Много пил чаю, рассказывал уличные и трактирные сценки, очень смешил ими Варвару и утешал Самгина, поддерживая его убеждение, что, несмотря на суету интеллигенции, жизнь, в глубине своей, покорно повинуется старым, крепким навыкам и законам.
– Кажется, скоро место получу, вторым помощником смотрителя буду в сумасшедшем доме, – сказал Митрофанов Варваре, но, когда она вышла из столовой, он торопливым шопотом объявил Самгину:
– Насчет сумасшедшего дома я соврал, конечно, извините!
– Зачем? – удивился Клим,
– Да, знаете, все-таки, если Варвара Кирилловна усомнится в моей жизни, так чтоб у вас было чем объяснить шатающееся поведение мое.
Самгину понравилась эта своеобразная забота сыщика о нем, но, проводив Митрофанова, спросил сам себя:
«Неужели мое отношение к Варваре уже заметно посторонним?»
И – рассердился:
«Этот болван, кажется, считает меня своим единомышленником в чем-то...»

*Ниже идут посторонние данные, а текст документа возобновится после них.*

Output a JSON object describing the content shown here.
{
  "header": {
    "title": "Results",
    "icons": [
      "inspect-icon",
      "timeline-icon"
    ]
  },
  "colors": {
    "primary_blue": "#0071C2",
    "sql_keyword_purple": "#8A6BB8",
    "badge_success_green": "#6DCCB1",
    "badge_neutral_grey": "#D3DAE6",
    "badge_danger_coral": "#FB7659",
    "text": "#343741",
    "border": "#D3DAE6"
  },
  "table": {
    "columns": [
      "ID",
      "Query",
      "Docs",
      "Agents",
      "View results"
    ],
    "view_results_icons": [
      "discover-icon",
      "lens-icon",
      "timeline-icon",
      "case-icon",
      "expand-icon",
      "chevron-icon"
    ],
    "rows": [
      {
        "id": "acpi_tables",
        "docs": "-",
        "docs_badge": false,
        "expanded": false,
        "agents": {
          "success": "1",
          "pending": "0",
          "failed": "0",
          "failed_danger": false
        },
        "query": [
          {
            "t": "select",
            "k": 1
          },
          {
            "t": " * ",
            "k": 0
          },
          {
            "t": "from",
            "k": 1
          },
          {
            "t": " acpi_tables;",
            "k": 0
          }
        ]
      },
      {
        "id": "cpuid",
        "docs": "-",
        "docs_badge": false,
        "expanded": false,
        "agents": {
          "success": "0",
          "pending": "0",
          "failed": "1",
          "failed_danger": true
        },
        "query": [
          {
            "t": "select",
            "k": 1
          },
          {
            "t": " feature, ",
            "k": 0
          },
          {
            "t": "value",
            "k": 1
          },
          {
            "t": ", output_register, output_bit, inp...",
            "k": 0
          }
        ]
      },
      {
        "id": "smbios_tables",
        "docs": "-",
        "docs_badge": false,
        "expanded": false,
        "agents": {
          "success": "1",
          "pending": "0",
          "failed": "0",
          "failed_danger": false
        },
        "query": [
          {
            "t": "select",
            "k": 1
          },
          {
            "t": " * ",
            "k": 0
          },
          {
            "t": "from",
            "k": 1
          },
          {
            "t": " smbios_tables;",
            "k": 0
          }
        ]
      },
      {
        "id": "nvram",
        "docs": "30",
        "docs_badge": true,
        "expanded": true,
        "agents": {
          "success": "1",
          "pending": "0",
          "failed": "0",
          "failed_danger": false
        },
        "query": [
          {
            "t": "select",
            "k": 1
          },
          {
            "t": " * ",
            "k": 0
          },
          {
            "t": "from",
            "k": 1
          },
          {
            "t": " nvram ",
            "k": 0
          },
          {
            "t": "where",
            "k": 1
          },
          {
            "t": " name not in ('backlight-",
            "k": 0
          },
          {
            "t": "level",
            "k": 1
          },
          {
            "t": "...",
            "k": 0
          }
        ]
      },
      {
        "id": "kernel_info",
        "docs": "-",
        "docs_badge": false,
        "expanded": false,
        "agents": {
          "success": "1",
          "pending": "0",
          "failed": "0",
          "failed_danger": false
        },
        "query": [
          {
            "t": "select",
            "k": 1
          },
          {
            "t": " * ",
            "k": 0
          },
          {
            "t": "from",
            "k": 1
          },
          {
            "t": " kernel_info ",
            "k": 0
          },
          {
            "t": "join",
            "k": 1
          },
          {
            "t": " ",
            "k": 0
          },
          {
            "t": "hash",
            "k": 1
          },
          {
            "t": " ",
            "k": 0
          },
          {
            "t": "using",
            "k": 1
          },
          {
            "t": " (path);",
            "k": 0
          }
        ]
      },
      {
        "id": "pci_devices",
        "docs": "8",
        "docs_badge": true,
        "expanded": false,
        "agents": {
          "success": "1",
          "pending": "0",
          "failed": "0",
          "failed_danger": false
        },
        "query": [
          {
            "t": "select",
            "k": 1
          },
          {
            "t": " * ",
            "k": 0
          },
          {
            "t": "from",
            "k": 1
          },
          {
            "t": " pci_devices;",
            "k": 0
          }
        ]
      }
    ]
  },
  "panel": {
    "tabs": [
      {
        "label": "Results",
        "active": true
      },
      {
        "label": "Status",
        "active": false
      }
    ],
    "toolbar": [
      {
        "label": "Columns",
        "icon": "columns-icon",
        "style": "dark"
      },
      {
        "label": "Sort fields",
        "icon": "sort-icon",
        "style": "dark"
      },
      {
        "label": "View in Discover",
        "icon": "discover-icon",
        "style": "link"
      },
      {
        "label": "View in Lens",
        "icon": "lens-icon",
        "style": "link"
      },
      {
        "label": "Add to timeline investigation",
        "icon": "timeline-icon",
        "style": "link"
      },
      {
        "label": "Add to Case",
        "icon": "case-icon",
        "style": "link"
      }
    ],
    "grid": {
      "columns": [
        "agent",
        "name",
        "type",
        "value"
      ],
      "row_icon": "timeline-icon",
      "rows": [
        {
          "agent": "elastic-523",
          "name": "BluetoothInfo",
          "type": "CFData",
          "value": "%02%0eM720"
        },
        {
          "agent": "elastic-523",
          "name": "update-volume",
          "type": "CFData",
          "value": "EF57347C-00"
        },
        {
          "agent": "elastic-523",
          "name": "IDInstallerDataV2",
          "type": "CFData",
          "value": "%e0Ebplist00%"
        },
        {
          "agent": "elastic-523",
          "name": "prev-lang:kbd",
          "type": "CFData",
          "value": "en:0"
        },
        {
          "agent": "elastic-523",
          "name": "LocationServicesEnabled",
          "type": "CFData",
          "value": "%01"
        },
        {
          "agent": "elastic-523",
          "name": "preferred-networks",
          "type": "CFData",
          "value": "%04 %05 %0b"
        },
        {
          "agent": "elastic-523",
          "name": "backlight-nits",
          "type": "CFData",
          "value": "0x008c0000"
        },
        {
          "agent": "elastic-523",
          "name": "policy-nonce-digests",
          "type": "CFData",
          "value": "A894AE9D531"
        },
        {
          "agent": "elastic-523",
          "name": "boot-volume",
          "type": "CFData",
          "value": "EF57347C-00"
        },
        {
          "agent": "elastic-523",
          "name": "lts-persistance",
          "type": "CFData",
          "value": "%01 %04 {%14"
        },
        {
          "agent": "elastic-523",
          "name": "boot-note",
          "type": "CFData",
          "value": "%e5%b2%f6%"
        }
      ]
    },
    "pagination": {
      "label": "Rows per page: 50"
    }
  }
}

Через несколько дней Самгин одиноко сидел в столовой за вечерним чаем, думая о том, как много в его жизни лишнего, изжитого. Вспомнилась комната, набитая изломанными вещами, – комната, которую он неожиданно открыл дома, будучи ребенком. В эти невеселые думы тихо, точно призрак, вошел Суслов.
– Слышали? – спросил он, улыбаясь, поблескивая черненькими глазками. Присел к столу, хозяйственно налил себе стакан чаю, аккуратно положил варенья в стакан и, размешивая чай, позванивая ложечкой, рассказал о крестьянских бунтах на юге. Маленькая, сухая рука его дрожала, личико морщилось улыбками, он раздувал ноздри и все вертел шеей, сжатой накрахмаленным воротником.
– Вот - – видите? – мягко, уговаривающим тоном спрашивал он. – Чего же стоит ваше чисто экономическое движение рабочих, руководимых не вами, а жандармами, чего оно стоит в сравнении с этим стихийным порывом крестьянства к социальной справедливости?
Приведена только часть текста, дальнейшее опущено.